One of the biggest hurdles for digital health innovators, especially SaMD developers, has been the lengthy and resource-intensive process of building clinical and regulatory evidence before commercialization. TEMPO offers a new model:

  • Rather than waiting for full FDA authorization before patients can use a device in routine care, companies can generate structured real-world evidence in parallel with early use under TEMPO.

  • The FDA provides defined expectations around data collection, labeling, and risk monitoring, ensuring that real-world deployments happen safely and transparently. Federal Register


For startups and emerging technologies, particularly those with disruptive AI or remote monitoring capabilities, this means getting real-world performance data sooner, which can fundamentally accelerate learning cycles, reduce business risk, and inform later regulatory submissions.


Aligning Regulatory and Reimbursement Incentives

A perennial barrier to commercialization has been the disconnect between regulatory clearance and payer coverage. Companies may achieve FDA authorization yet still struggle to secure sustainable reimbursement pathways, especially under traditional fee-for-service models.

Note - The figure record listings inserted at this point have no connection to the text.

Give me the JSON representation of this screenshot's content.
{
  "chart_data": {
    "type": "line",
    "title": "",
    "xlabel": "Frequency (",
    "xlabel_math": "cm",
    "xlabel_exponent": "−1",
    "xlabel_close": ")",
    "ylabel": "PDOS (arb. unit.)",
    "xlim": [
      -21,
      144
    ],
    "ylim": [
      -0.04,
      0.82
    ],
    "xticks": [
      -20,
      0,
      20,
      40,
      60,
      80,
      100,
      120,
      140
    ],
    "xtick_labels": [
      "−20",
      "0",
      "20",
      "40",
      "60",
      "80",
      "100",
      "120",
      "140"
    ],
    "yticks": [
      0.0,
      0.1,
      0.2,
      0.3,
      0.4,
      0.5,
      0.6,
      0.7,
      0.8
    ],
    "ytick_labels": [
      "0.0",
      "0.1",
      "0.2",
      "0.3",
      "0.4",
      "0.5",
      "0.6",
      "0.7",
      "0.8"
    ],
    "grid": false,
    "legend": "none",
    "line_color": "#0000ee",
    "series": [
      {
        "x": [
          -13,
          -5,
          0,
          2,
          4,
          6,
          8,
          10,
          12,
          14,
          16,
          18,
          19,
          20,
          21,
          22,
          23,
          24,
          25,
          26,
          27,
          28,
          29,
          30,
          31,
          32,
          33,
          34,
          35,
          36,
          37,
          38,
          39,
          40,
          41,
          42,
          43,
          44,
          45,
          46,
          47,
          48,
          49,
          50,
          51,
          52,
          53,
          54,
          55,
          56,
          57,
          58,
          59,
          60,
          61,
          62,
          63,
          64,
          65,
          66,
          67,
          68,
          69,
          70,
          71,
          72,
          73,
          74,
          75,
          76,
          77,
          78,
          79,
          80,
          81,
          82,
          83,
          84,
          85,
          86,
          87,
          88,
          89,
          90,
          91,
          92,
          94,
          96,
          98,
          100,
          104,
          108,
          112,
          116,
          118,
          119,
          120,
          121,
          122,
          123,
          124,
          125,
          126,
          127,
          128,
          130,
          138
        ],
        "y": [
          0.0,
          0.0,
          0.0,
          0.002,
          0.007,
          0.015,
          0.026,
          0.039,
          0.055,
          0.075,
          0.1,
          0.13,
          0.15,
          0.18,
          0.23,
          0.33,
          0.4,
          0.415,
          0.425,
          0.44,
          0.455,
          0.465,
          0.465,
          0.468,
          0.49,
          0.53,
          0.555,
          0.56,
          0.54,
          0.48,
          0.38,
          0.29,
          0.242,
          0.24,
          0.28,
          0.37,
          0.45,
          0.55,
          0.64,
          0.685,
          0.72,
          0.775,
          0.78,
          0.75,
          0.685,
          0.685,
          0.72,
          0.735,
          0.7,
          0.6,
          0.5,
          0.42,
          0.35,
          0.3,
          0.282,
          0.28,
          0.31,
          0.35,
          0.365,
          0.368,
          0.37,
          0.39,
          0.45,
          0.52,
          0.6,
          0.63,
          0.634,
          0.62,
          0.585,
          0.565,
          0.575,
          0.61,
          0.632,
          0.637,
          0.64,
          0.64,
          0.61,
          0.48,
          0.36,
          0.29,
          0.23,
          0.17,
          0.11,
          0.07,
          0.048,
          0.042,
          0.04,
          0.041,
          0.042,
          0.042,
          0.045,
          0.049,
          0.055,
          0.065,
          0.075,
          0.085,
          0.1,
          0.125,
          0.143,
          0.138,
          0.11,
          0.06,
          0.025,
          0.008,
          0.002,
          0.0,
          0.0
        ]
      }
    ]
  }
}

The TEMPO pilot is intentionally tied to the CMS ACCESS Model, a 10-year outcomes-based payment initiative designed to reward technology-enabled care that improves health outcomes for people with chronic conditions. Under this model, organizations receive payment tied to measurable outcomes, not simply provision of services. This linkage unleashes several advantages:

  • Innovators can test their technologies in a payment environment that values patient outcomes, rather than billing codes alone.

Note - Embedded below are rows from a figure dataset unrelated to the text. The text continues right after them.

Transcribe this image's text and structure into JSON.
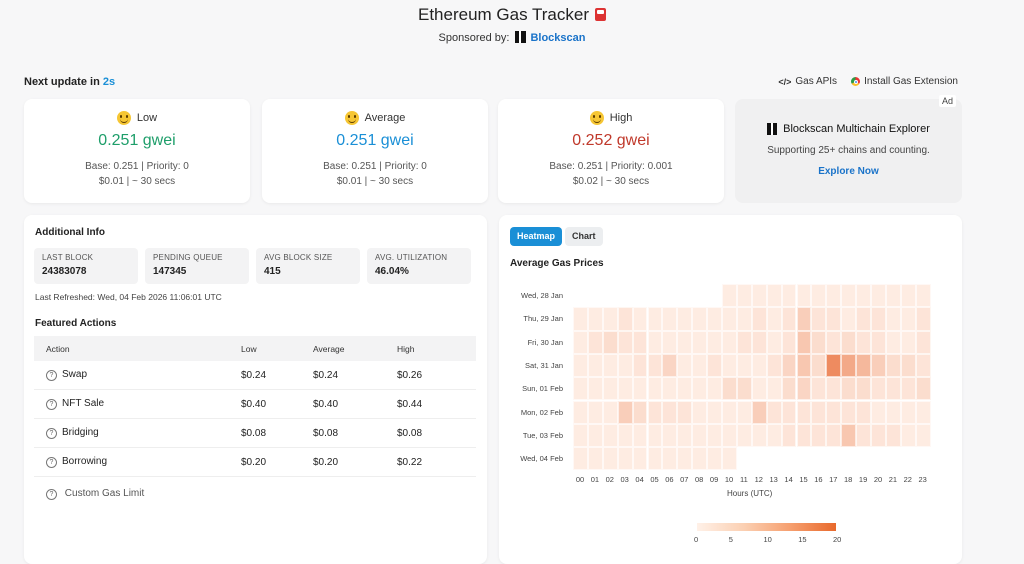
{
  "header": {
    "title": "Ethereum Gas Tracker",
    "sponsored_label": "Sponsored by:",
    "sponsor_name": "Blockscan"
  },
  "status": {
    "next_update_label": "Next update in",
    "countdown": "2s"
  },
  "top_links": {
    "gas_apis": "Gas APIs",
    "install_ext": "Install Gas Extension"
  },
  "gas_cards": [
    {
      "level": "Low",
      "price": "0.251 gwei",
      "base_priority": "Base: 0.251 | Priority: 0",
      "cost_time": "$0.01 | ~ 30 secs",
      "color": "#1e9e6a"
    },
    {
      "level": "Average",
      "price": "0.251 gwei",
      "base_priority": "Base: 0.251 | Priority: 0",
      "cost_time": "$0.01 | ~ 30 secs",
      "color": "#1a8fd6"
    },
    {
      "level": "High",
      "price": "0.252 gwei",
      "base_priority": "Base: 0.251 | Priority: 0.001",
      "cost_time": "$0.02 | ~ 30 secs",
      "color": "#c0392b"
    }
  ],
  "ad": {
    "tag": "Ad",
    "title": "Blockscan Multichain Explorer",
    "subtitle": "Supporting 25+ chains and counting.",
    "cta": "Explore Now"
  },
  "additional_info": {
    "title": "Additional Info",
    "stats": [
      {
        "label": "LAST BLOCK",
        "value": "24383078"
      },
      {
        "label": "PENDING QUEUE",
        "value": "147345"
      },
      {
        "label": "AVG BLOCK SIZE",
        "value": "415"
      },
      {
        "label": "AVG. UTILIZATION",
        "value": "46.04%"
      }
    ],
    "last_refreshed": "Last Refreshed: Wed, 04 Feb 2026 11:06:01 UTC"
  },
  "featured_actions": {
    "title": "Featured Actions",
    "columns": [
      "Action",
      "Low",
      "Average",
      "High"
    ],
    "rows": [
      {
        "action": "Swap",
        "low": "$0.24",
        "average": "$0.24",
        "high": "$0.26"
      },
      {
        "action": "NFT Sale",
        "low": "$0.40",
        "average": "$0.40",
        "high": "$0.44"
      },
      {
        "action": "Bridging",
        "low": "$0.08",
        "average": "$0.08",
        "high": "$0.08"
      },
      {
        "action": "Borrowing",
        "low": "$0.20",
        "average": "$0.20",
        "high": "$0.22"
      }
    ],
    "custom_gas_limit": "Custom Gas Limit"
  },
  "heatmap_tabs": {
    "heatmap": "Heatmap",
    "chart": "Chart"
  },
  "chart_data": {
    "type": "heatmap",
    "title": "Average Gas Prices",
    "xlabel": "Hours (UTC)",
    "ylabel": "",
    "x": [
      "00",
      "01",
      "02",
      "03",
      "04",
      "05",
      "06",
      "07",
      "08",
      "09",
      "10",
      "11",
      "12",
      "13",
      "14",
      "15",
      "16",
      "17",
      "18",
      "19",
      "20",
      "21",
      "22",
      "23"
    ],
    "y": [
      "Wed, 28 Jan",
      "Thu, 29 Jan",
      "Fri, 30 Jan",
      "Sat, 31 Jan",
      "Sun, 01 Feb",
      "Mon, 02 Feb",
      "Tue, 03 Feb",
      "Wed, 04 Feb"
    ],
    "values": [
      [
        null,
        null,
        null,
        null,
        null,
        null,
        null,
        null,
        null,
        null,
        1,
        1,
        1,
        1,
        1,
        1,
        1,
        1,
        1,
        1,
        1,
        1,
        1,
        1
      ],
      [
        1,
        1,
        1,
        2,
        1,
        1,
        1,
        1,
        1,
        1,
        1,
        1,
        2,
        1,
        2,
        5,
        2,
        2,
        1,
        2,
        2,
        1,
        1,
        2
      ],
      [
        1,
        2,
        3,
        2,
        2,
        1,
        1,
        1,
        1,
        1,
        1,
        2,
        2,
        1,
        2,
        6,
        3,
        2,
        3,
        2,
        2,
        1,
        1,
        2
      ],
      [
        1,
        1,
        1,
        1,
        2,
        2,
        4,
        1,
        1,
        2,
        1,
        1,
        1,
        2,
        4,
        6,
        3,
        14,
        10,
        8,
        5,
        3,
        3,
        2
      ],
      [
        1,
        1,
        1,
        1,
        1,
        1,
        1,
        1,
        1,
        1,
        3,
        3,
        1,
        1,
        3,
        4,
        2,
        2,
        3,
        3,
        2,
        2,
        2,
        3
      ],
      [
        1,
        1,
        1,
        5,
        3,
        2,
        2,
        2,
        1,
        1,
        1,
        1,
        5,
        2,
        2,
        2,
        2,
        2,
        2,
        2,
        1,
        1,
        1,
        1
      ],
      [
        1,
        1,
        1,
        1,
        1,
        1,
        1,
        1,
        1,
        1,
        1,
        1,
        1,
        1,
        2,
        2,
        2,
        2,
        6,
        2,
        2,
        2,
        1,
        1
      ],
      [
        1,
        1,
        1,
        1,
        1,
        1,
        1,
        1,
        1,
        1,
        1,
        null,
        null,
        null,
        null,
        null,
        null,
        null,
        null,
        null,
        null,
        null,
        null,
        null
      ]
    ],
    "colorbar": {
      "min": 0,
      "max": 20,
      "ticks": [
        0,
        5,
        10,
        15,
        20
      ]
    }
  }
}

  • Evidence generated through TEMPO’s real-world data framework can help build stronger value propositions for payers beyond the pilot, informing broader coverage decisions.

  • Aligning regulatory flexibility with reimbursement incentives creates dual drivers toward adoption, smoothing commercialization pathways that historically stalled in the “valley of death” between clearance and coverage. CMS

This integrated regulatory–reimbursement ecosystem could become a model for future digital health and device innovation strategies.


Real-World Data and Outcome-Driven Innovation

TEMPO places real-world data (RWD) and real-world evidence at the center of product evaluation. Unlike controlled clinical trials that may not capture everyday usage patterns or health system variability, real-world evidence reflects how devices perform in diverse care settings and patient populations, a critical factor for managing chronic disease.

Under the pilot:

  • Companies must collect, monitor, and report RWD related to clinical performance, safety, and patient outcomes.

  • Data collected can support future FDA submissions, potentially shortening regulatory timelines and strengthening evidence dossiers. www.hoganlovells.com

This emphasis on evidence generation in living health care environments aligns with broader regulatory and payer trends, including the FDA’s increasing use of RWE in regulatory decision-making and CMS’s focus on outcomes rather than volume-based billing.


Looking Ahead: A New Paradigm for Chronic Disease Innovation

TEMPO represents more than a pilot, it signals a paradigm shift in how regulatory agencies and payers can support health technology innovation that meets patients where they live. By combining risk-based regulatory flexibility, real-world evidence generation, and outcomes-oriented reimbursement models, the initiative fosters an environment where digital tools can truly scale and deliver value.


For innovators, manufacturers, clinicians, and patients alike, TEMPO reflects a future-ready framework: one that could dramatically improve access to transformative technologies that enhance chronic disease management, support longitudinal care, and reduce the overall burden of chronic illness across populations.